Heavy rain last night contributed to a two-vehicle crash in Rossford that killed a Toledo woman and hurt three other people, authorities said.
Evelyn Carpenter, 44, of 2531 Consaul St., was pronounced dead at St. Vincent Mercy Medical Center about 40 minutes after the crash, which occurred at 6:35 p.m.
Joseph Kidwell, 21, of the Consaul address, was in serious condition in St. Vincent, and Shannon Denny, 20, of Indianapolis, who was staying at the Consaul address, was in fair condition in St. Vincent.
William Ohls, 61, of Perrysburg Township, was taken to St. Luke's Hospital with non-life threatening injuries, the Ohio Highway Patrol said.
Mr. Kidwell was driving a minivan east on State Rt. 795 when the rain reduced visibility and he failed to stop for a red light at Lime City Road, troopers said. The minivan struck Mr. Ohls' car, which was southbound on Lime City.
Ms. Carpenter, who was in the rear of the minivan and not wearing a seat belt, was thrown from the vehicle. All three others involved in the crash wore seat belts, troopers said.
Meanwhile, as the sky darkened, lightning flashed, thunder rumbled, and rain fell last night, farmers and gardeners who got even a little moisture were pleased.
Rainfall amounts varied widely across northwest Ohio and southeast Michigan - almost all of which has been dry.
Up to 3 inches of rain fell in a few localized areas, such as spots in southern Monroe County and along parts of the Lucas-Fulton County line, according to the National Weather Service.
Flood advisories were issued for Lucas and Wood counties.
But not far away, the rainfall totaled less than a half-inch. Among those spots was downtown Toledo, with 0.32 of an inch.
The story was similar in central Fulton County, where Craig Myers has 900 acres of corn and soybeans that were sorely in need of rain.
His land in Clinton and Dover townships got about 0.4 of an inch of rain, he estimated. He would have liked six times that much.
"We could make 2 1/2 inches disappear real fast," he said.
Some of his corn, he fears, already has been too dry for too long to produce a harvest.
But for the rest of his crops, the 0.4 of an inch will buy crucial time, even if it's not enough to be a lifesaver.
"I'm just tickled to get every drop that we get," he said.
At Toledo Express Airport, the coming cold front brought 1.33 inches of rain by mid evening. It was the first significant rainfall there in 24 days. On June 3, the airport got just over an inch.
Last night's rain came close to halving the moisture deficit for this year at the airport.

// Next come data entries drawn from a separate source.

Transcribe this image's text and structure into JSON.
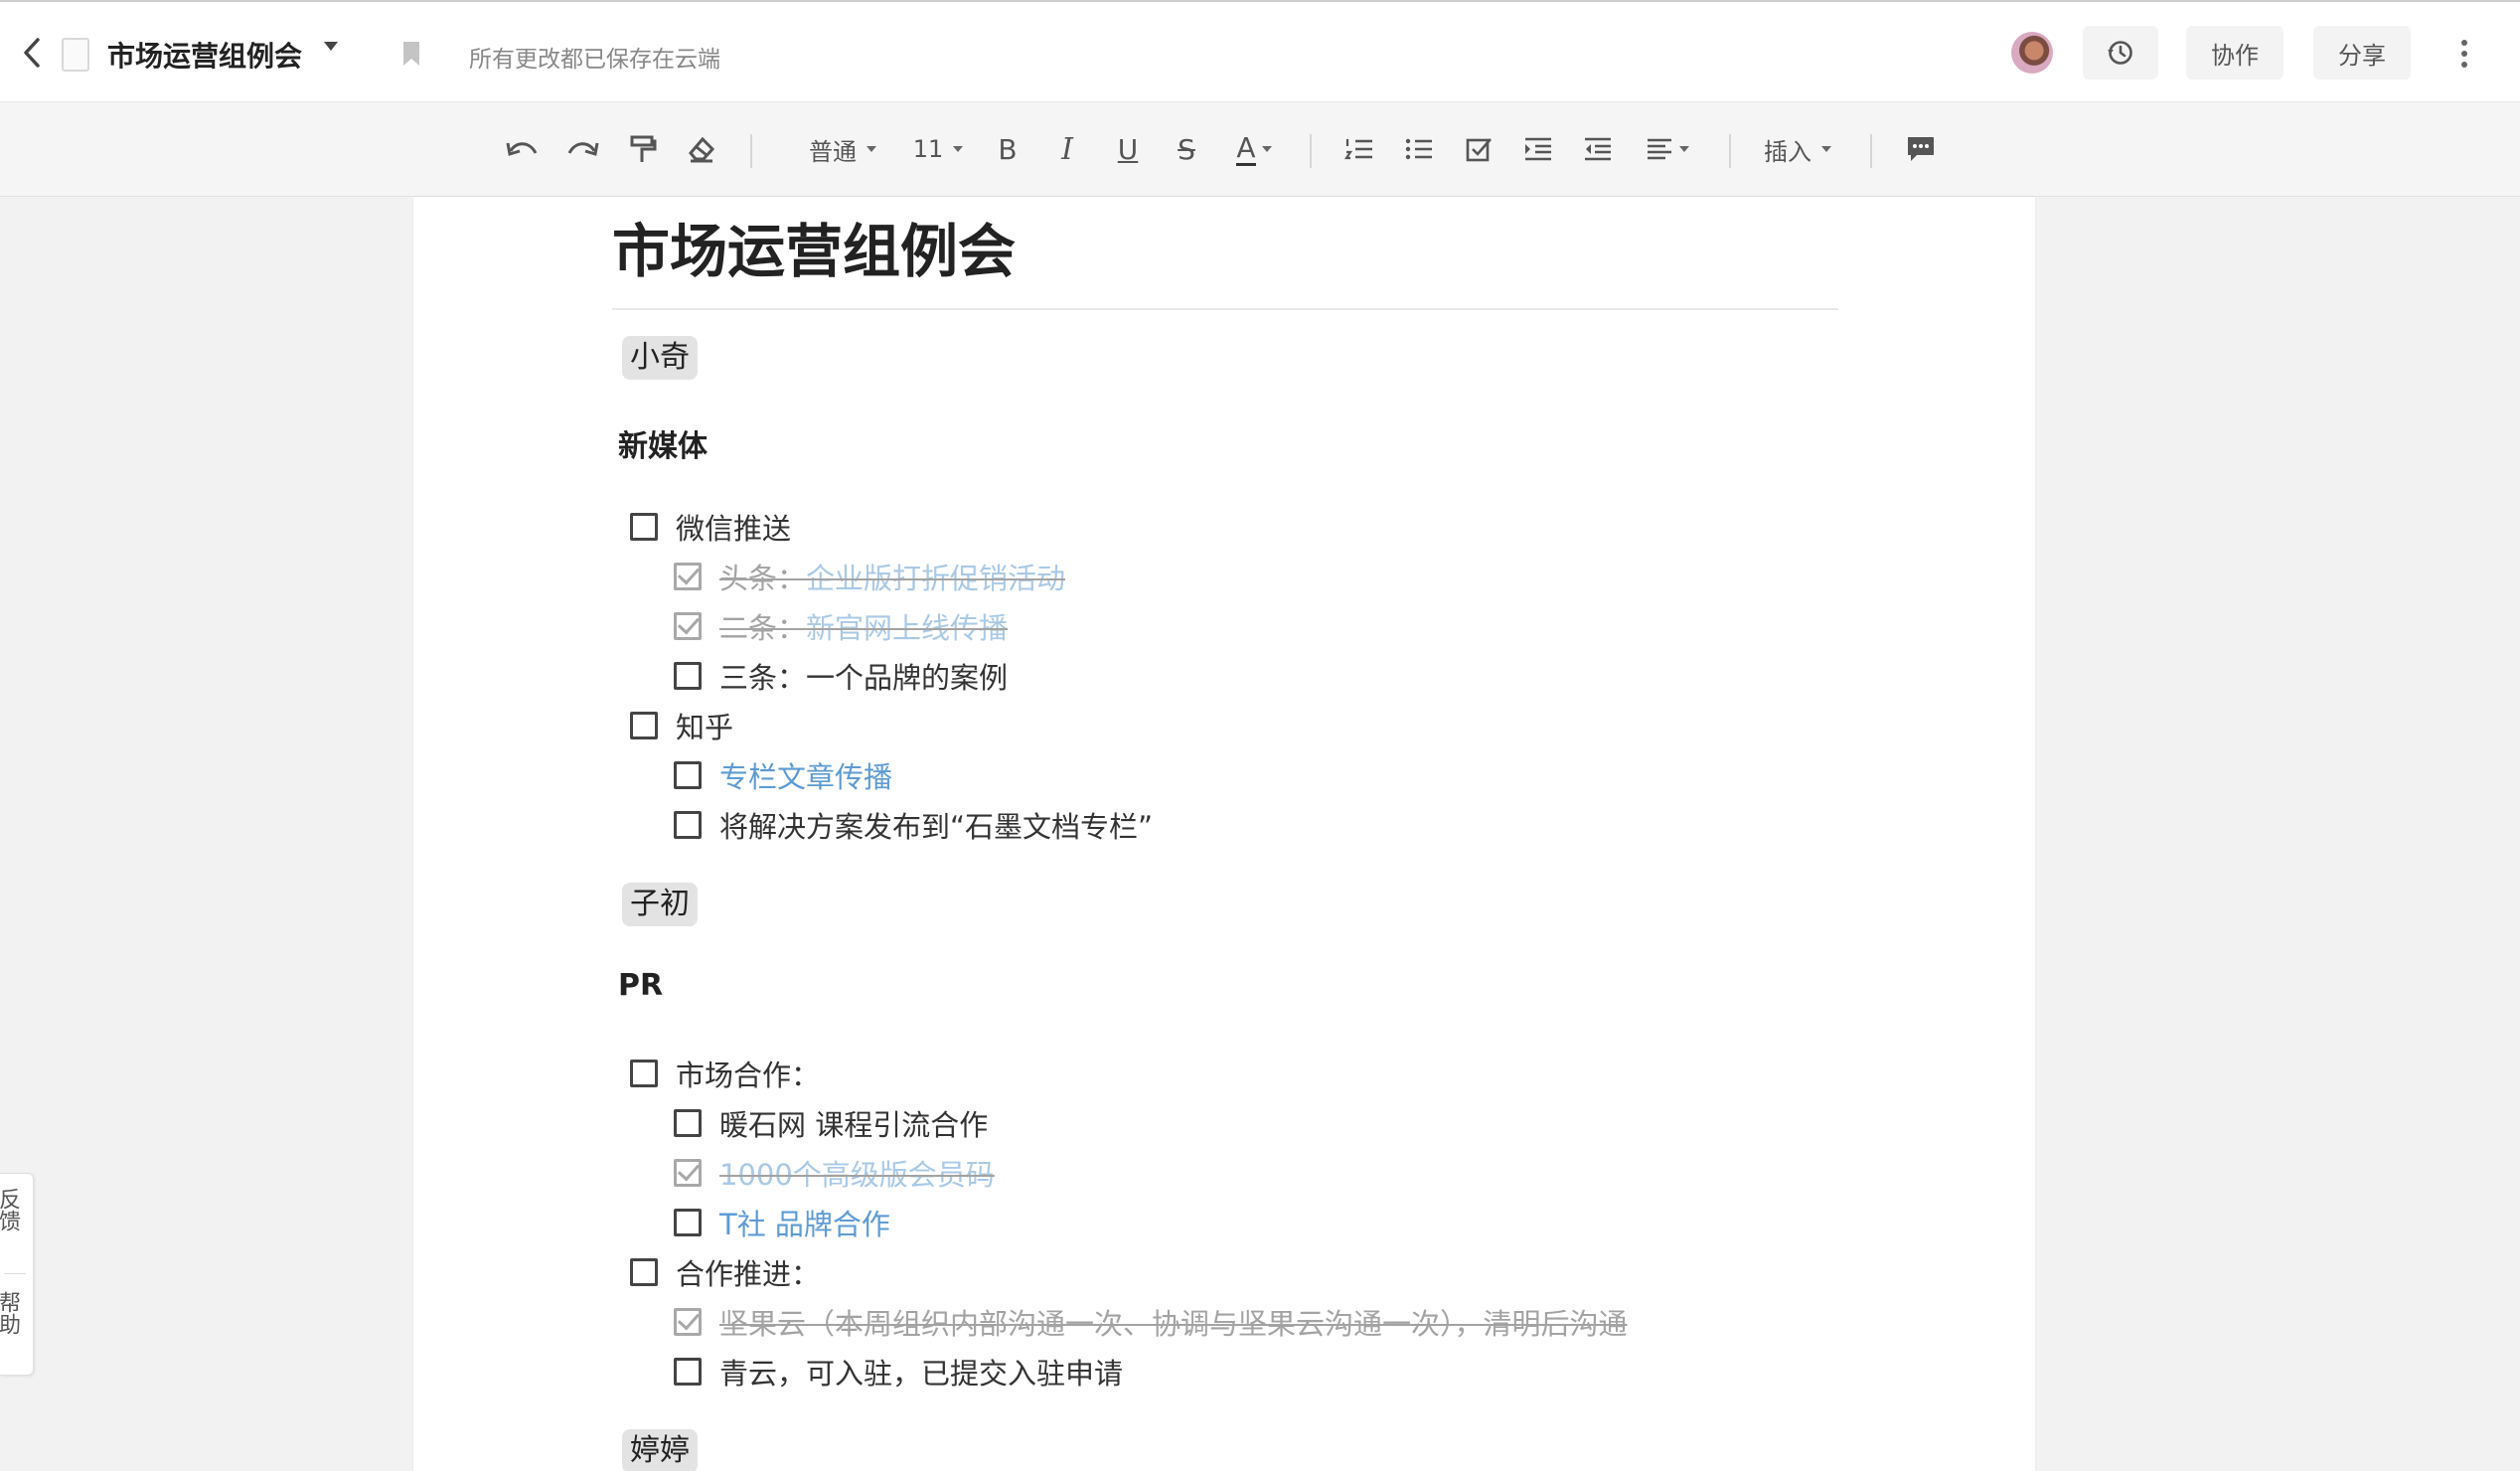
{
  "header": {
    "doc_title": "市场运营组例会",
    "save_status": "所有更改都已保存在云端",
    "collab_label": "协作",
    "share_label": "分享"
  },
  "toolbar": {
    "style": "普通",
    "font_size": "11",
    "bold": "B",
    "italic": "I",
    "underline": "U",
    "strike": "S",
    "text_color": "A",
    "insert": "插入"
  },
  "doc": {
    "title": "市场运营组例会",
    "sections": [
      {
        "mention": "小奇",
        "heading": "新媒体",
        "items": [
          {
            "text": "微信推送",
            "checked": false,
            "level": 1
          },
          {
            "prefix": "头条：",
            "text": "企业版打折促销活动",
            "checked": true,
            "level": 2,
            "link": true
          },
          {
            "prefix": "二条：",
            "text": "新官网上线传播",
            "checked": true,
            "level": 2,
            "link": true
          },
          {
            "text": "三条：一个品牌的案例",
            "checked": false,
            "level": 2
          },
          {
            "text": "知乎",
            "checked": false,
            "level": 1
          },
          {
            "text": "专栏文章传播",
            "checked": false,
            "level": 2,
            "link": true
          },
          {
            "text": "将解决方案发布到“石墨文档专栏”",
            "checked": false,
            "level": 2
          }
        ]
      },
      {
        "mention": "子初",
        "heading": "PR",
        "items": [
          {
            "text": "市场合作：",
            "checked": false,
            "level": 1
          },
          {
            "text": "暖石网 课程引流合作",
            "checked": false,
            "level": 2
          },
          {
            "text": "1000个高级版会员码",
            "checked": true,
            "level": 2,
            "link": true
          },
          {
            "text": "T社 品牌合作",
            "checked": false,
            "level": 2,
            "link": true
          },
          {
            "text": "合作推进：",
            "checked": false,
            "level": 1
          },
          {
            "text": "坚果云（本周组织内部沟通一次、协调与坚果云沟通一次），清明后沟通",
            "checked": true,
            "level": 2
          },
          {
            "text": "青云，可入驻，已提交入驻申请",
            "checked": false,
            "level": 2
          }
        ]
      }
    ],
    "next_mention": "婷婷"
  },
  "sidebar": {
    "feedback": "反馈",
    "help": "帮助"
  },
  "colors": {
    "link": "#5d9bd5",
    "done_text": "#a3a3a3",
    "mention_bg": "#e3e3e3"
  }
}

Before last night's showers, the airport had received 14.05 inches this year. That was 2.21 inches below the normal of 16.26 inches for this time, according to the National Weather Service.
But south of Toledo, some areas were left out of the rainfall. Among those were Defiance, which received only a trace, and Findlay, which got nothing.
A wind gust of 60 mph was reported at 6:20 p.m. in the Toledo area by a weather service-trained spotter.
In some areas - such as Pioneer in Williams County - the storm felled heavy tree limbs.
About 9,000 Toledo Edison customers were without electrical power early in the evening, a utility spokesman said. By 10:30 p.m., the number was under 4,000. As of 6:30 a.m. Thursday morning, power was restored to all but 6 Toledo Edison customers. A Toledo Edison spokesperson said that power is expected to be restored by the afternoon.